The seven herbs I used were fennel, chervil, chickweed (such a good feeling to pick and eat this hardy little weed!), watercress, coriander, chives and African blue basil.
The watercress and chives were from the supermarket but the others are all growing in my greenhouse, the garden or (chervil and coriander) in my new Vegepod (@vegepod_uk_ireland). Although my choice of herbs was dictated by what was available in the garden and from the supermarket, they fulfil the spirit of the seven-herbs of spring in that they aid digestion, have restorative properties and vitamin content.
I wonder what you are eating to refresh and restore your palate and digestion this year…
Thank you 🙂 Tomorrow’s home-foraged lunch will feature nettle, cleavers, three-cornered leak, lemon sorrel, beetroot leaves (they’re not tops as there are no beetroots underneath them), oregano and saved fennel seed.
How are you going to prepare the assorted leaves and seeds… salad or hot dish?
Chop medium fine and last-minute stir into vaguely curried sweet potato, split green peas and whole barley.

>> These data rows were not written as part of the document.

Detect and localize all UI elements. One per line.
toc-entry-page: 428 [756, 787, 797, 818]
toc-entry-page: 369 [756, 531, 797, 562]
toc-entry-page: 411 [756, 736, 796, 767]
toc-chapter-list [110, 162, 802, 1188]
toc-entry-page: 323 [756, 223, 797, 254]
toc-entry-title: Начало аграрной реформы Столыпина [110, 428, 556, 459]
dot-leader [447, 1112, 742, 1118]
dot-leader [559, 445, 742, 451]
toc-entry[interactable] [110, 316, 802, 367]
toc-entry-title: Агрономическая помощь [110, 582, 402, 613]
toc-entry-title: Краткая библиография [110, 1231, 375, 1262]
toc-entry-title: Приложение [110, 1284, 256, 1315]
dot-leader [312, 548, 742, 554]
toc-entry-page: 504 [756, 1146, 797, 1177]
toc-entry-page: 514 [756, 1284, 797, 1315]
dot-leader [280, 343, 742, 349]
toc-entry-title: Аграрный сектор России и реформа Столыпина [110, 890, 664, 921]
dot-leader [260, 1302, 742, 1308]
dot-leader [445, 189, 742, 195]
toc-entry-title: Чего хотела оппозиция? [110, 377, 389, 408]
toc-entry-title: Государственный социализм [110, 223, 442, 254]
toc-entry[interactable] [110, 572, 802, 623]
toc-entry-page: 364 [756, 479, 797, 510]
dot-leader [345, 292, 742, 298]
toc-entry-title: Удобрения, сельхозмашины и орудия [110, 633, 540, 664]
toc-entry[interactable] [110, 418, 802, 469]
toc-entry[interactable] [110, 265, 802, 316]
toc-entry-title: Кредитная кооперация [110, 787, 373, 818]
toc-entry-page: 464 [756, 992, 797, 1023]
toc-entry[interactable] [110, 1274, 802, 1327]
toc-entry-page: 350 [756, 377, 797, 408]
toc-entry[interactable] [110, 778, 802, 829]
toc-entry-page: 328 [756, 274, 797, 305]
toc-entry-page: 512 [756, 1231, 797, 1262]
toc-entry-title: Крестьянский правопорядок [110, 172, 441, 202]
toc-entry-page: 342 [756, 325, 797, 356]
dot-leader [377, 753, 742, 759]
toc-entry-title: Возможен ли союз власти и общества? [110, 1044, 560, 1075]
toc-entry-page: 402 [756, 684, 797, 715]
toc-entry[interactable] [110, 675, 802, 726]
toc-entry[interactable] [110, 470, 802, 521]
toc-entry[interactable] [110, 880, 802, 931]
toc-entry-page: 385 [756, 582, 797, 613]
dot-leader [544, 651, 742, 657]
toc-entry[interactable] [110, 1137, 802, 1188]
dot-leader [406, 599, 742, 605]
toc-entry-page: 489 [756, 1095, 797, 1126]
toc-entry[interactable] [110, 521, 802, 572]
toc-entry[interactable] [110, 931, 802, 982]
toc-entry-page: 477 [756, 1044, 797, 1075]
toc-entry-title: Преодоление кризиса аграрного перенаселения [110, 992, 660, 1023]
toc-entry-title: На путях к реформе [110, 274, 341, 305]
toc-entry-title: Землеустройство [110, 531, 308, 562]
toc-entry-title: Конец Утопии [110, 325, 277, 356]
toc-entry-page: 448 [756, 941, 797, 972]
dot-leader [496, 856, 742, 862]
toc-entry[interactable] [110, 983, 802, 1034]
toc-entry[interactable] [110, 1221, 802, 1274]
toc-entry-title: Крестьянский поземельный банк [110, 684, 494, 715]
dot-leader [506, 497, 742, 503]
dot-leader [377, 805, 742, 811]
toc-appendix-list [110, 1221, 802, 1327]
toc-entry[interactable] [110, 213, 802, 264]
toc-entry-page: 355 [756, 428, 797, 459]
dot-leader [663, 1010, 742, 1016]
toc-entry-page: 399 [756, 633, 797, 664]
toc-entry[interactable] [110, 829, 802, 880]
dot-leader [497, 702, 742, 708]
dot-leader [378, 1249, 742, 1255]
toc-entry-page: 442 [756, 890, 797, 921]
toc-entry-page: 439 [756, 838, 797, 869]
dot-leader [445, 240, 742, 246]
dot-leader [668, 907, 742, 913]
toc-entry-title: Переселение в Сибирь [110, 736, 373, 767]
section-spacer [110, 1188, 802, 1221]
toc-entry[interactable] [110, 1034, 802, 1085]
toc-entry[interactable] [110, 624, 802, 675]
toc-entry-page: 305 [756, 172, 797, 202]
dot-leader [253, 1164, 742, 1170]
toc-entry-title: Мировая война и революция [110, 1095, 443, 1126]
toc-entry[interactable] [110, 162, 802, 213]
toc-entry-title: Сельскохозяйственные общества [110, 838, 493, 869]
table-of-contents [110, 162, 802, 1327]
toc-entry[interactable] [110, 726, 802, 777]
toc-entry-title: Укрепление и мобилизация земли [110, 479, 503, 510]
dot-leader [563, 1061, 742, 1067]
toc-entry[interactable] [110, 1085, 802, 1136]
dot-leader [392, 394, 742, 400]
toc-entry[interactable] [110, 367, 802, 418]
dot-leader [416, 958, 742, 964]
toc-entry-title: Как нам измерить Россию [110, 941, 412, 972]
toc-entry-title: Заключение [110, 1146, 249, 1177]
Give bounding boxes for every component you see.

The same tradition as Greek horta, I guess. Apart from the curry.
Ooh sounds delicious… enjoy…. I have just bought a sweet potato, might try similar later in week!
Hurrah. Now you’ve started the year with revisiting the blog keep it going!

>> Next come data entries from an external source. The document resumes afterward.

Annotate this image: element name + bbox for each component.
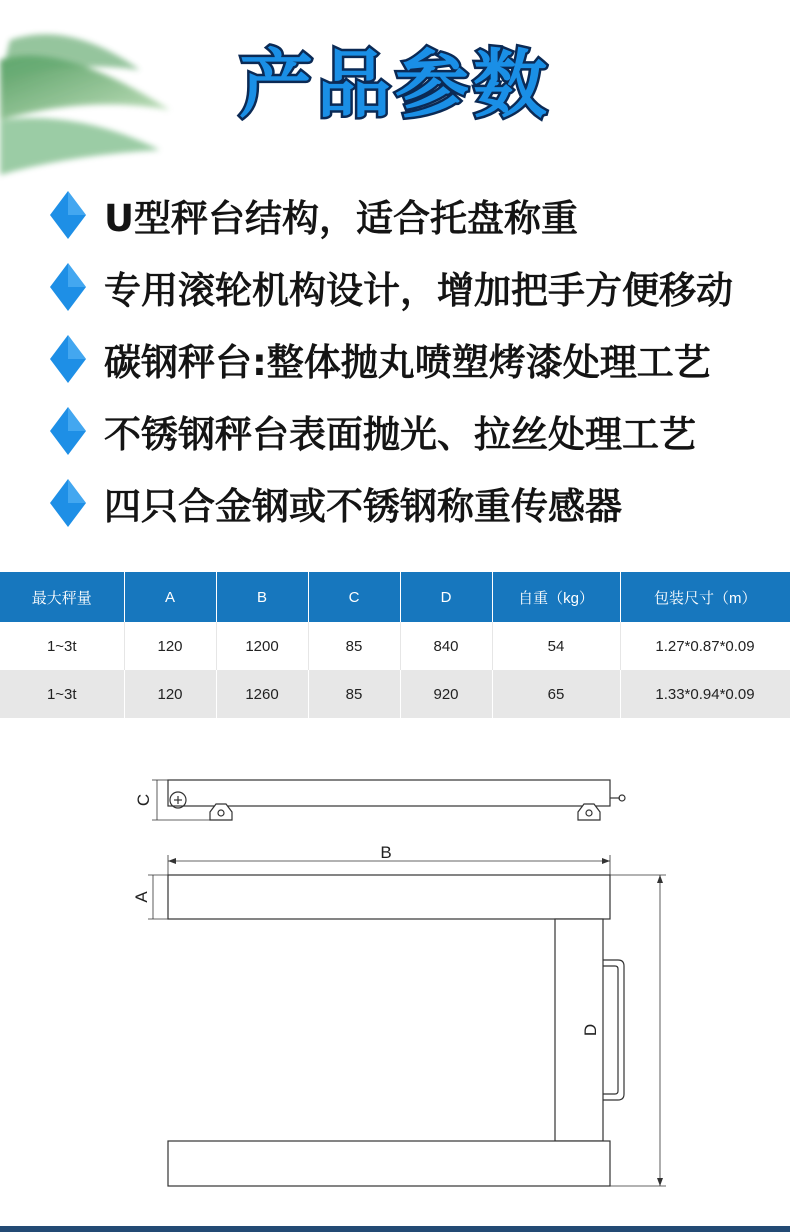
page-title <box>0 30 790 140</box>
side-view <box>152 780 625 820</box>
feature-item <box>48 473 622 533</box>
header-b: B <box>216 572 308 622</box>
header-package-size: 包装尺寸（m） <box>620 572 790 622</box>
feature-text: 碳钢秤台:整体抛丸喷塑烤漆处理工艺 <box>104 341 711 384</box>
diamond-bullet-icon <box>48 405 88 457</box>
feature-item <box>48 329 711 389</box>
top-view <box>148 855 666 1186</box>
table-cell: 65 <box>492 670 620 718</box>
diamond-bullet-icon <box>48 333 88 385</box>
technical-drawing <box>0 760 790 1200</box>
diamond-bullet-icon <box>48 261 88 313</box>
header-c: C <box>308 572 400 622</box>
table-row <box>0 622 790 670</box>
feature-item <box>48 401 696 461</box>
header-max-capacity: 最大秤量 <box>0 572 124 622</box>
header-weight: 自重（kg） <box>492 572 620 622</box>
dim-label-d: D <box>581 1023 600 1037</box>
spec-table <box>0 572 790 718</box>
dim-label-c: C <box>134 793 153 807</box>
bottom-beam <box>168 1141 610 1186</box>
diamond-bullet-icon <box>48 477 88 529</box>
dim-label-b: B <box>380 843 392 862</box>
table-cell: 1260 <box>216 670 308 718</box>
diamond-bullet-icon <box>48 189 88 241</box>
feature-item <box>48 257 733 317</box>
table-cell: 840 <box>400 622 492 670</box>
table-cell: 85 <box>308 670 400 718</box>
table-cell: 1~3t <box>0 622 124 670</box>
table-cell: 1200 <box>216 622 308 670</box>
header-a: A <box>124 572 216 622</box>
table-cell: 120 <box>124 622 216 670</box>
bottom-bar <box>0 1226 790 1232</box>
table-cell: 1.27*0.87*0.09 <box>620 622 790 670</box>
table-cell: 920 <box>400 670 492 718</box>
feature-text: 不锈钢秤台表面抛光、拉丝处理工艺 <box>104 413 696 456</box>
feature-item <box>48 185 578 245</box>
table-cell: 54 <box>492 622 620 670</box>
page-title-text: 产品参数 <box>239 42 551 128</box>
table-cell: 120 <box>124 670 216 718</box>
table-header-row <box>0 572 790 622</box>
header-d: D <box>400 572 492 622</box>
table-cell: 1~3t <box>0 670 124 718</box>
side-view-platform <box>168 780 610 806</box>
table-cell: 1.33*0.94*0.09 <box>620 670 790 718</box>
table-cell: 85 <box>308 622 400 670</box>
dim-label-a: A <box>132 891 151 903</box>
feature-text: 四只合金钢或不锈钢称重传感器 <box>104 485 622 528</box>
feature-text: U型秤台结构，适合托盘称重 <box>104 197 579 240</box>
handle-icon <box>603 960 624 1100</box>
top-crossbar <box>168 875 610 919</box>
feature-text: 专用滚轮机构设计，增加把手方便移动 <box>104 269 733 312</box>
table-row <box>0 670 790 718</box>
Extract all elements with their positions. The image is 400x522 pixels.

Thanks for the encouragement Andrew. Hopeful that I will keep it going!
This is just what’s needed at the moment! We are all in need of a pick-me-up like never before! I have all the above, apart from the basil which looks so pretty. I have mint, which I will add as my substitute -rather than not doing it at all. We have plenty of rice, which we love. Thank you for sharing this Japanese custom. It’s really fascinating to see what other countries do at different times of the year.
I am sure mint will be a good substitute… and I will have a basil plant for you for during the year…. I found it a good-tasting dish and of course, I like the freshness of the herbs. I also use many of these herbs, finely chopped, in a lunch-time omelette!

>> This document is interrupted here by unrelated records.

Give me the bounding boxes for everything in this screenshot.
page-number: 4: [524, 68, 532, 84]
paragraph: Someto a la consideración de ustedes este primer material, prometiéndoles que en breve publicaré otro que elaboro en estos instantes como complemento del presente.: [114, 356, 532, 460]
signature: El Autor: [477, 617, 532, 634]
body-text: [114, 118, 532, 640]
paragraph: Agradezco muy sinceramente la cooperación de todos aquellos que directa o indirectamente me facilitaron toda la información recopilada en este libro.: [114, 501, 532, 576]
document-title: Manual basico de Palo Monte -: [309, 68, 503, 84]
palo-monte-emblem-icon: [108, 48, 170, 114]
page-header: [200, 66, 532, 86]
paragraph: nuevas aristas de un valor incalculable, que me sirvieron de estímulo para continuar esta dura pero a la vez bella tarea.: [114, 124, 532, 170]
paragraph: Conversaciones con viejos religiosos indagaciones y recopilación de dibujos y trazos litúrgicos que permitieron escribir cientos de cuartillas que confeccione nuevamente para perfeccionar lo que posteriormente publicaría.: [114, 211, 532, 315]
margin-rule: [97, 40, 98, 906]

I love the idea of a herbal ‘ reset’ to revive our jaded systems. Very glad you didn’t consider using Water Dropwort (Oenanthe crocata) which is possibly our most deadly indigenous plant. Do you think the Japanese use this name for a different plant. Anyway you’ve certainly got me wanting a dish of green and herbal goodness.
Thanks for your comment Marysa. The plant you mention also has the common name of water hemlock…. which may give a clue to its deadly nature. Caution should always be taken to identify plants correctly when picking from the wild, and from gardens!
Hope you enjoy your dish of herbs and rice, whatever you decided to include…
What a lovely read Barbara!
I’m pleasantly delighted a single item that managed to fit into an envelope has inspired you to restart your blog 🙂
Re: water hemlock, I believe the original herb we use is “seri” (Oenanthe javanica), which has a lovely refreshing taste (and obviously not toxic). A cross between a mint, parsley, and celery in taste?
Hallo Sachi, thank you for your comment; it was a lovely item to find in an envelope and I enjoyed discovering more about the Seven Herbs and the custom. Also the rice porridge was delicious…!
Thanks also for your note about the Latin name and description of the taste of the herb ‘seri’.
I am conserving my washi tape for special uses… thank you for it!
The seven herbs of spring sounds so cheerful and what a lovely beginning to 2021. Lovely post Barbara and most interesting.
Thanks Sandy. I love using herbs in my cooking and this was a tasty dish!